In my research(googling) I have heard that source code is the term for code written in a compiled programming language such as C or Java and interpreted languages such as JavaScript code is not called source code, just code.  Either way, this is typically written in a high-level language.


Translation and Run-Time


The code needs to be changed from what we have written into machine code to be read and executed by the CPU.  This is called translation. Compiled languages and interpreted languages gets translated differently.  


Another thing we need to understand is run-time.  Run-time is the period when the code is being executed.  This is where the difference between compiled and interpreted languages comes in.  Compiled languages gets translated before execution, whereas interpreted languages gets translated line by line at run-time.  Because compiled languages are translated before run-time, they are typically faster at execution. 




Statically typed is when the data type for constructs are checked before run type.  As opposed to dynamically typed, which is checked during execution.  

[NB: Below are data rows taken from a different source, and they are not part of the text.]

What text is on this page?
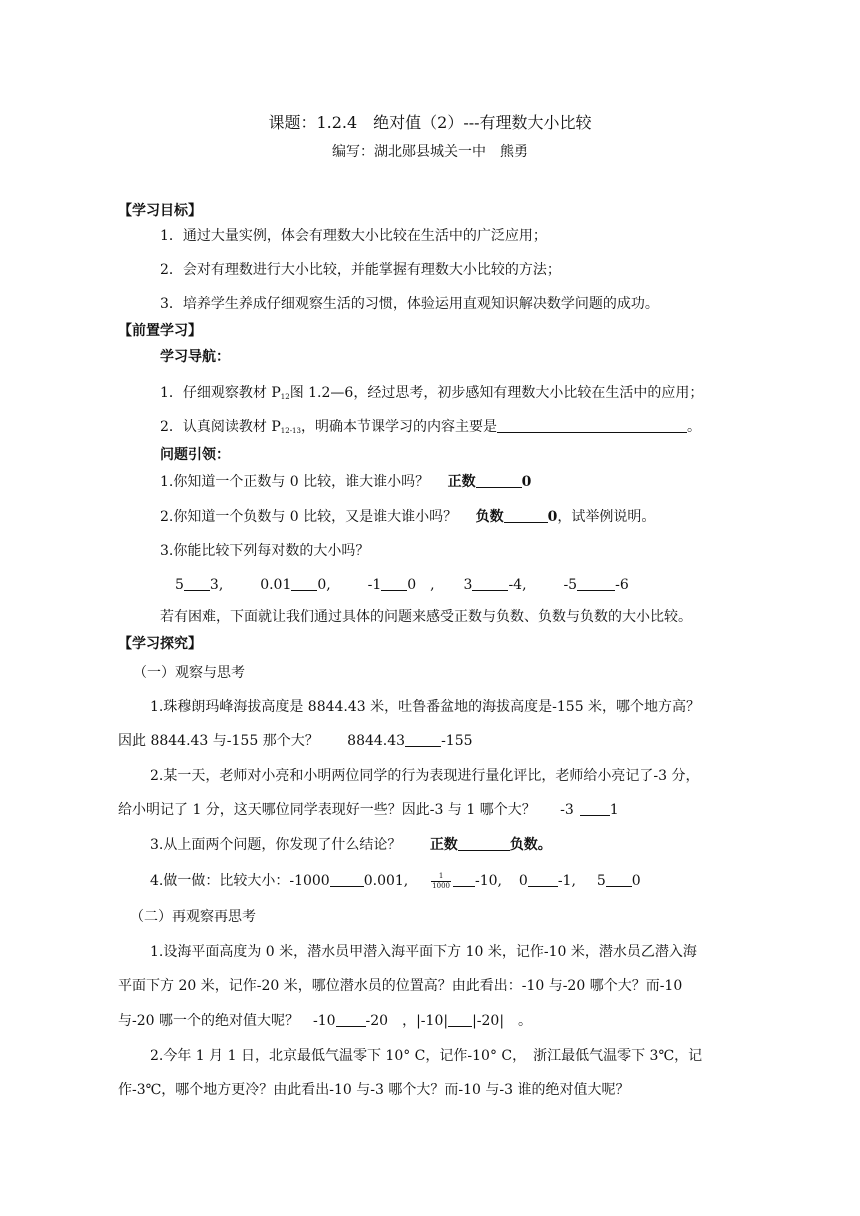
课题：1.2.4　绝对值（2）---有理数大小比较
编写：湖北郧县城关一中　熊勇
【学习目标】
1．通过大量实例，体会有理数大小比较在生活中的广泛应用；
2．会对有理数进行大小比较，并能掌握有理数大小比较的方法；
3．培养学生养成仔细观察生活的习惯，体验运用直观知识解决数学问题的成功。
【前置学习】
学习导航：
1．仔细观察教材 $P_{12}$图 1.2—6，经过思考，初步感知有理数大小比较在生活中的应用；
2．认真阅读教材 $P_{12-13}$，明确本节课学习的内容主要是	。
问题引领：
1.你知道一个正数与 0 比较，谁大谁小吗？ 正数	0
2.你知道一个负数与 0 比较，又是谁大谁小吗？ 负数	0，试举例说明。
3.你能比较下列每对数的大小吗？
5 3,	0.01 0,	-1 0　, 3	-4,	-5	-6
若有困难，下面就让我们通过具体的问题来感受正数与负数、负数与负数的大小比较。
【学习探究】
（一）观察与思考
1.珠穆朗玛峰海拔高度是 8844.43 米，吐鲁番盆地的海拔高度是-155 米，哪个地方高？
因此 8844.43 与-155 那个大？ 8844.43	-155
2.某一天，老师对小亮和小明两位同学的行为表现进行量化评比，老师给小亮记了-3 分，
给小明记了 1 分，这天哪位同学表现好一些？因此-3 与 1 哪个大？ -3	1
3.从上面两个问题，你发现了什么结论？ 正数	负数。
4.做一做：比较大小：-1000 0.001,	$\frac{1}{1000} -10$, 0 -1, 5 0
（二）再观察再思考
1.设海平面高度为 0 米，潜水员甲潜入海平面下方 10 米，记作-10 米，潜水员乙潜入海
平面下方 20 米，记作-20 米，哪位潜水员的位置高？由此看出：-10 与-20 哪个大？而-10
与-20 哪一个的绝对值大呢？　-10 -20　，|-10| |-20|　。
2.今年 1 月 1 日，北京最低气温零下 10° C，记作-10° C，　浙江最低气温零下 3℃，记
作-3℃，哪个地方更冷？由此看出-10 与-3 哪个大？而-10 与-3 谁的绝对值大呢？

I have found that there can be a little confusion with these definitions and the meanings of weakly and strongly typed.  


Weakly typed in general are languages that don’t require you to set a data type when you initialize a variable.  They generally are more flexible with changing that variable’s type later on in the code. Whereas strongly type requires you to define the data type for the variable.


Typically languages that are compiled, statically typed, and strongly typed are faster at execution.  Interpreted, dynamically, weakly typed languages allows for more flexibility.  


A language can have any combination or characteristics of those combinations that I have explained.  With today’s languages and technologies there is a lot more grey areas in these definitions, but understanding these characteristics of the programming language that you write, will help you write better code in that language.